I think all of these headlines tell us that the power is shifting from an authoritarian, top-down leadership to one that is more collaborative and engaged. Company cultures will need to evolve to collaborate not only with team members and customers, but also with greater society — because a single company can’t realistically resolve everything that staff members and customers really need. Creating an ecosystem that works well with other ecosystems, and within the larger system of our society is going to be key to thriving.

Let’s get more specific. What are your “Top 5 Trends To Track In the Future of Work?” (Please share a story or example for each.)

I’m not really a trend expert so I’ve decided against trying to pretend I am one in this question.

I keep quotes on my desk and on scraps of paper to stay inspired. What’s your favorite “Life Lesson Quote”? And how has this quote shaped your perspective?

My favourite life lesson quote has always been: “Nobody ever got anywhere by being normal”.

I used to say it to my son a lot, because he was frequently teased for being different. Eventually he discovered that I lifted it from a comic book (“The Tick”) and was entirely disappointed in me. However, regardless of the source, it still holds true. Be as honestly weird as you are.
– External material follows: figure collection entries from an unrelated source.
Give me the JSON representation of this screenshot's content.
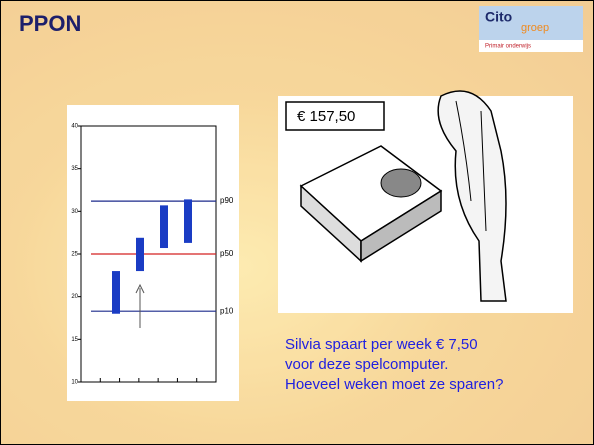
{
  "header": {
    "title": "PPON",
    "logo": "Cito",
    "logo_sub": "groep",
    "logo_tagline": "Primair onderwijs"
  },
  "illustration": {
    "price_tag": "€ 157,50"
  },
  "question": {
    "lines": [
      "Silvia spaart per week € 7,50",
      "voor deze spelcomputer.",
      "Hoeveel weken moet ze sparen?"
    ]
  },
  "chart_data": {
    "type": "range-bar",
    "ylim": [
      10,
      40
    ],
    "yticks": [
      10,
      15,
      20,
      25,
      30,
      35,
      40
    ],
    "lows": [
      18,
      23,
      25.7,
      26.3
    ],
    "highs": [
      23,
      26.9,
      30.7,
      31.4
    ],
    "color": "#1a3cc4",
    "reference_lines": [
      {
        "name": "p90",
        "value": 31.2,
        "color": "#1c2a8c"
      },
      {
        "name": "p50",
        "value": 25,
        "color": "#d42020"
      },
      {
        "name": "p10",
        "value": 18.3,
        "color": "#1c2a8c"
      }
    ]
  }
}
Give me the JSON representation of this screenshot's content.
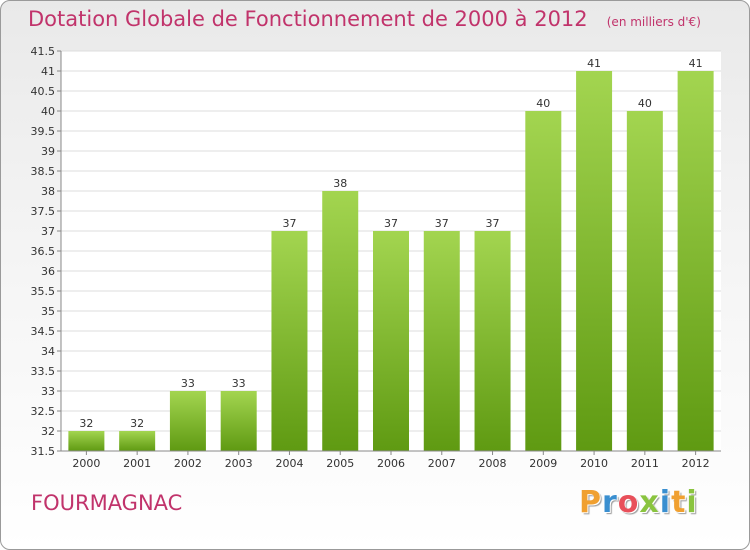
{
  "header": {
    "title": "Dotation Globale de Fonctionnement de 2000 à 2012",
    "unit": "(en milliers d'€)"
  },
  "footer": {
    "commune": "FOURMAGNAC",
    "brand_letters": [
      {
        "char": "P",
        "color": "#f0a030"
      },
      {
        "char": "r",
        "color": "#3a8fd0"
      },
      {
        "char": "o",
        "color": "#e8505a"
      },
      {
        "char": "x",
        "color": "#8ac43f"
      },
      {
        "char": "i",
        "color": "#3a8fd0"
      },
      {
        "char": "t",
        "color": "#f0a030"
      },
      {
        "char": "i",
        "color": "#8ac43f"
      }
    ]
  },
  "chart_data": {
    "type": "bar",
    "title": "Dotation Globale de Fonctionnement de 2000 à 2012",
    "subtitle": "(en milliers d'€)",
    "categories": [
      "2000",
      "2001",
      "2002",
      "2003",
      "2004",
      "2005",
      "2006",
      "2007",
      "2008",
      "2009",
      "2010",
      "2011",
      "2012"
    ],
    "values": [
      32,
      32,
      33,
      33,
      37,
      38,
      37,
      37,
      37,
      40,
      41,
      40,
      41
    ],
    "ylim": [
      31.5,
      41.5
    ],
    "yticks": [
      "31.5",
      "32",
      "32.5",
      "33",
      "33.5",
      "34",
      "34.5",
      "35",
      "35.5",
      "36",
      "36.5",
      "37",
      "37.5",
      "38",
      "38.5",
      "39",
      "39.5",
      "40",
      "40.5",
      "41",
      "41.5"
    ],
    "grid": true,
    "legend": "none",
    "colors": {
      "bar_top": "#a3d550",
      "bar_bottom": "#5f9a12",
      "text": "#c1336b"
    }
  }
}
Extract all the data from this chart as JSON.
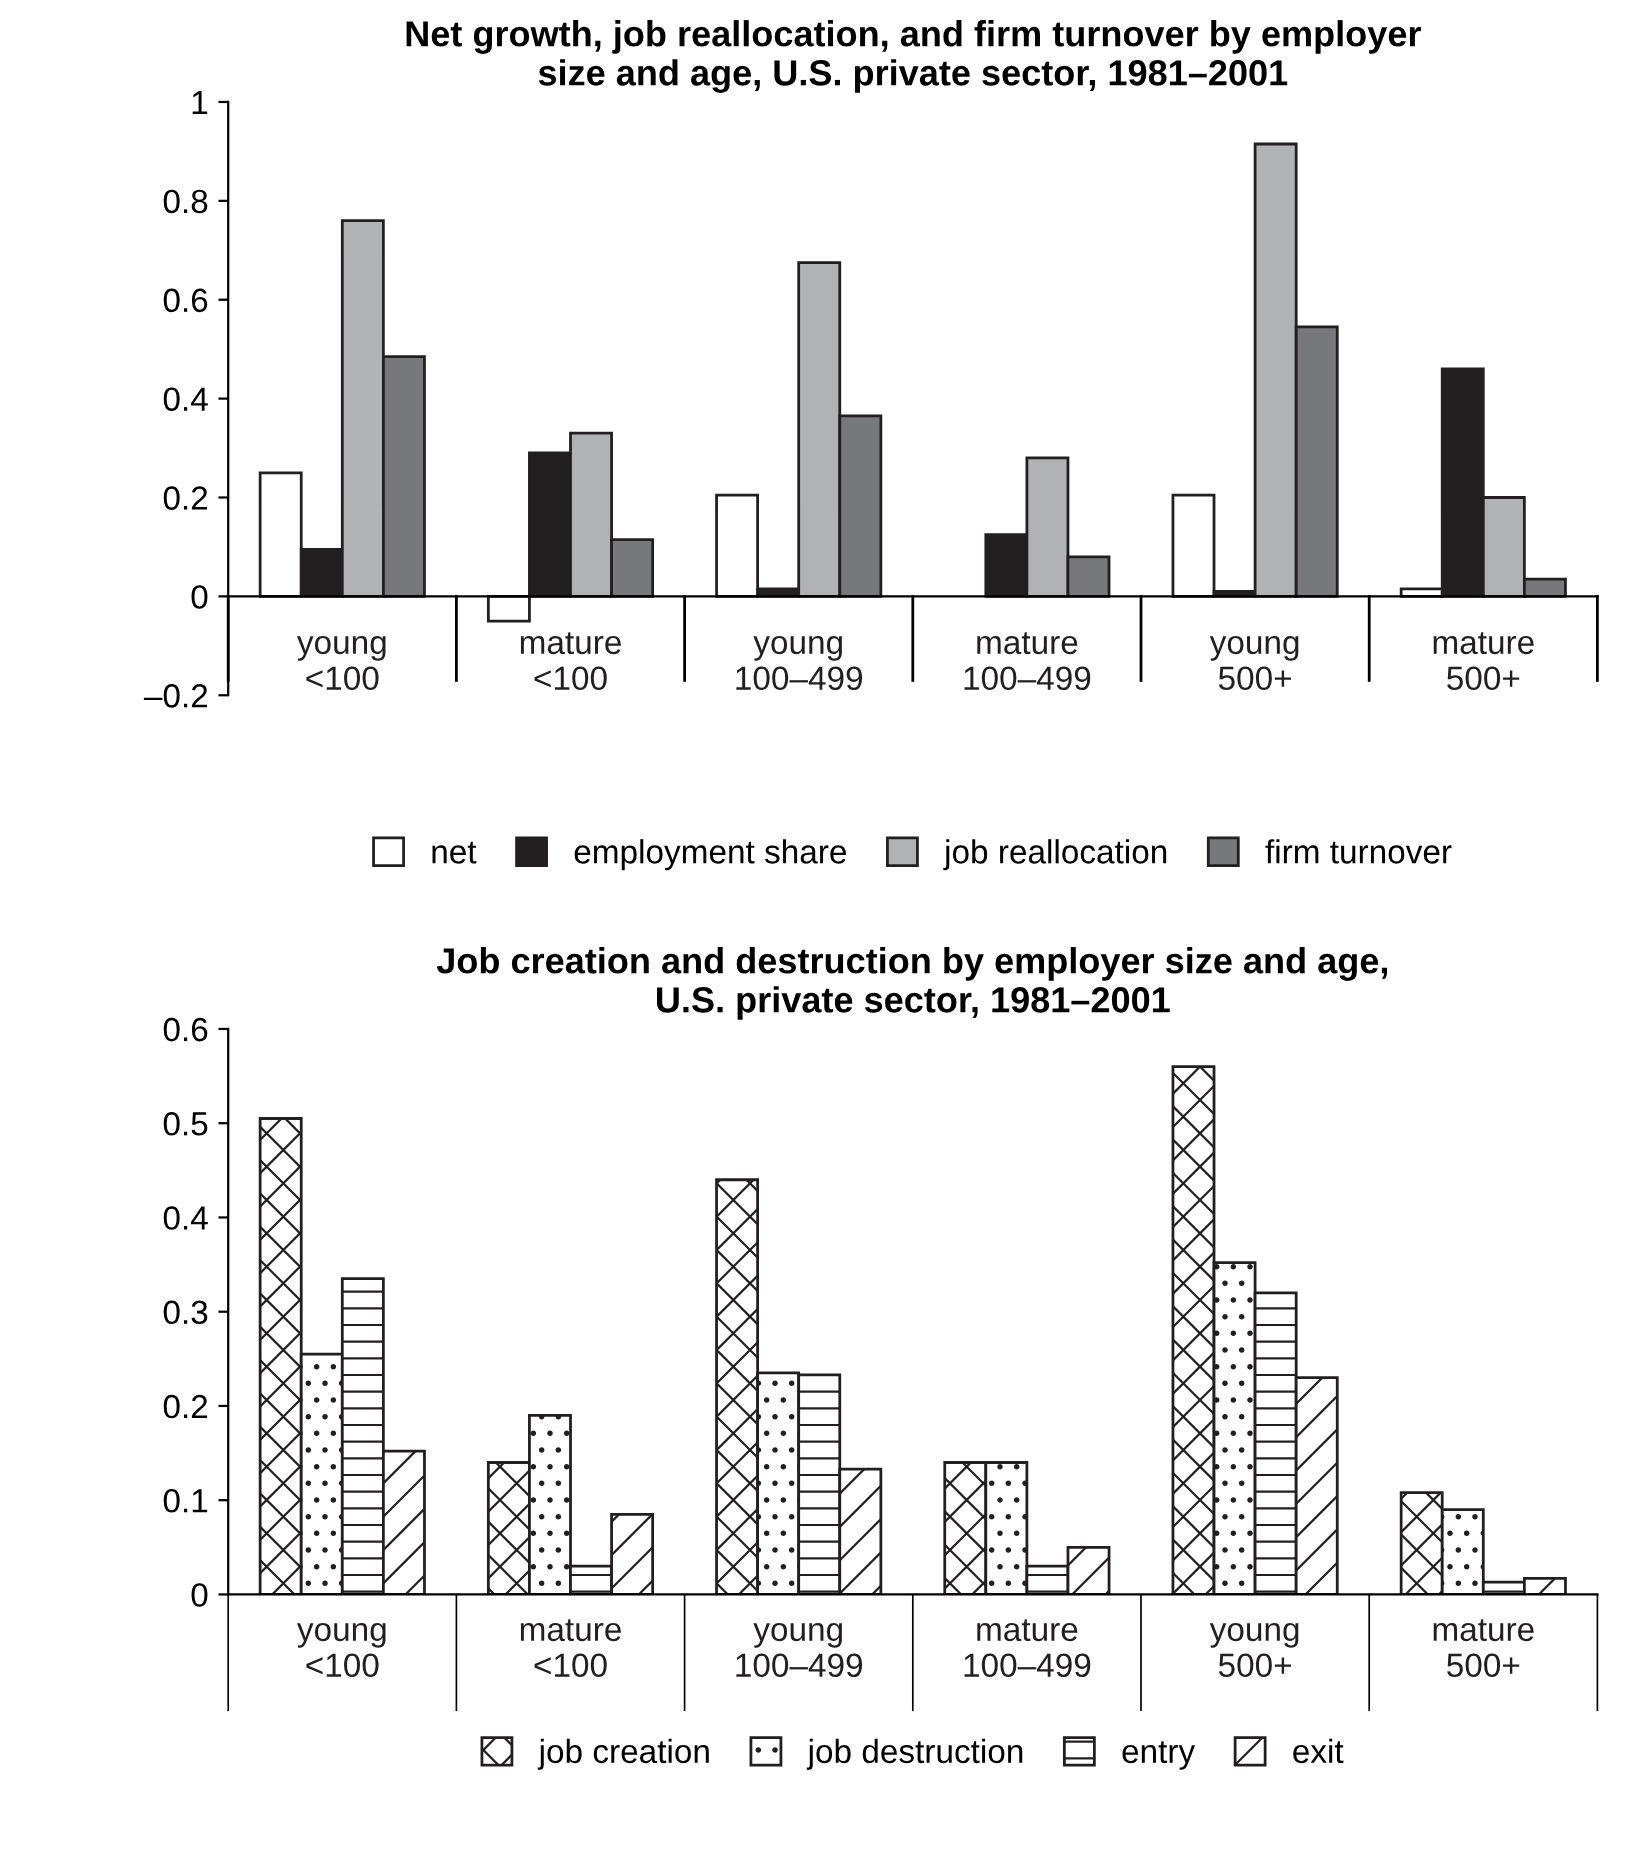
{
  "chart_data": [
    {
      "type": "bar",
      "title": "Net growth, job reallocation, and firm turnover by employer\nsize and age, U.S. private sector, 1981–2001",
      "categories": [
        "young\n<100",
        "mature\n<100",
        "young\n100–499",
        "mature\n100–499",
        "young\n500+",
        "mature\n500+"
      ],
      "series": [
        {
          "name": "net",
          "color": "#ffffff",
          "values": [
            0.25,
            -0.05,
            0.205,
            null,
            0.205,
            0.015
          ]
        },
        {
          "name": "employment share",
          "color": "#231f20",
          "values": [
            0.095,
            0.29,
            0.015,
            0.125,
            0.01,
            0.46
          ]
        },
        {
          "name": "job reallocation",
          "color": "#b0b2b4",
          "values": [
            0.76,
            0.33,
            0.675,
            0.28,
            0.915,
            0.2
          ]
        },
        {
          "name": "firm turnover",
          "color": "#77787b",
          "values": [
            0.485,
            0.115,
            0.365,
            0.08,
            0.545,
            0.035
          ]
        }
      ],
      "ylim": [
        -0.2,
        1
      ],
      "yticks": [
        {
          "value": -0.2,
          "label": "–0.2"
        },
        0,
        0.2,
        0.4,
        0.6,
        0.8,
        1
      ],
      "grid": false,
      "legend": "bottom"
    },
    {
      "type": "bar",
      "title": "Job creation and destruction by employer size and age,\nU.S. private sector, 1981–2001",
      "categories": [
        "young\n<100",
        "mature\n<100",
        "young\n100–499",
        "mature\n100–499",
        "young\n500+",
        "mature\n500+"
      ],
      "series": [
        {
          "name": "job creation",
          "color": "#231f20",
          "values": [
            0.505,
            0.14,
            0.44,
            0.14,
            0.56,
            0.108
          ]
        },
        {
          "name": "job destruction",
          "color": "#231f20",
          "values": [
            0.255,
            0.19,
            0.235,
            0.14,
            0.352,
            0.09
          ]
        },
        {
          "name": "entry",
          "color": "#231f20",
          "values": [
            0.335,
            0.03,
            0.233,
            0.03,
            0.32,
            0.013
          ]
        },
        {
          "name": "exit",
          "color": "#231f20",
          "values": [
            0.152,
            0.085,
            0.133,
            0.05,
            0.23,
            0.017
          ]
        }
      ],
      "ylim": [
        0,
        0.6
      ],
      "yticks": [
        0,
        0.1,
        0.2,
        0.3,
        0.4,
        0.5,
        0.6
      ],
      "grid": false,
      "legend": "bottom"
    }
  ]
}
We are very blessed that some of the biggest names in Business, VC funding, Sports, and Entertainment read this column. Is there a person in the world, or in the US, with whom you would love to have a private breakfast or lunch, and why? He, she, or they might just see this if we tag them.

Ooh, Adam Grant is my super nerdy hero. My leadership team listens to and discusses his podcast regularly, watches his TED talks, and reads his books. His value system resonates so strongly — I’m not even sure I could hang out with him without gushing.

Our readers often like to continue the conversation with our featured interviewees. How can they best connect with you and stay current on what you’re discovering?

I’m out there on Twitter (@JuliaChungFP) and LinkedIn (linkedin.com/in/juliaychung) and of course I write regular blogs on both my company websites at www.adminslayer.com and www.springplans.ca

Thank you for sharing your insights and predictions. We appreciate the gift of your time and wish you continued success and good health.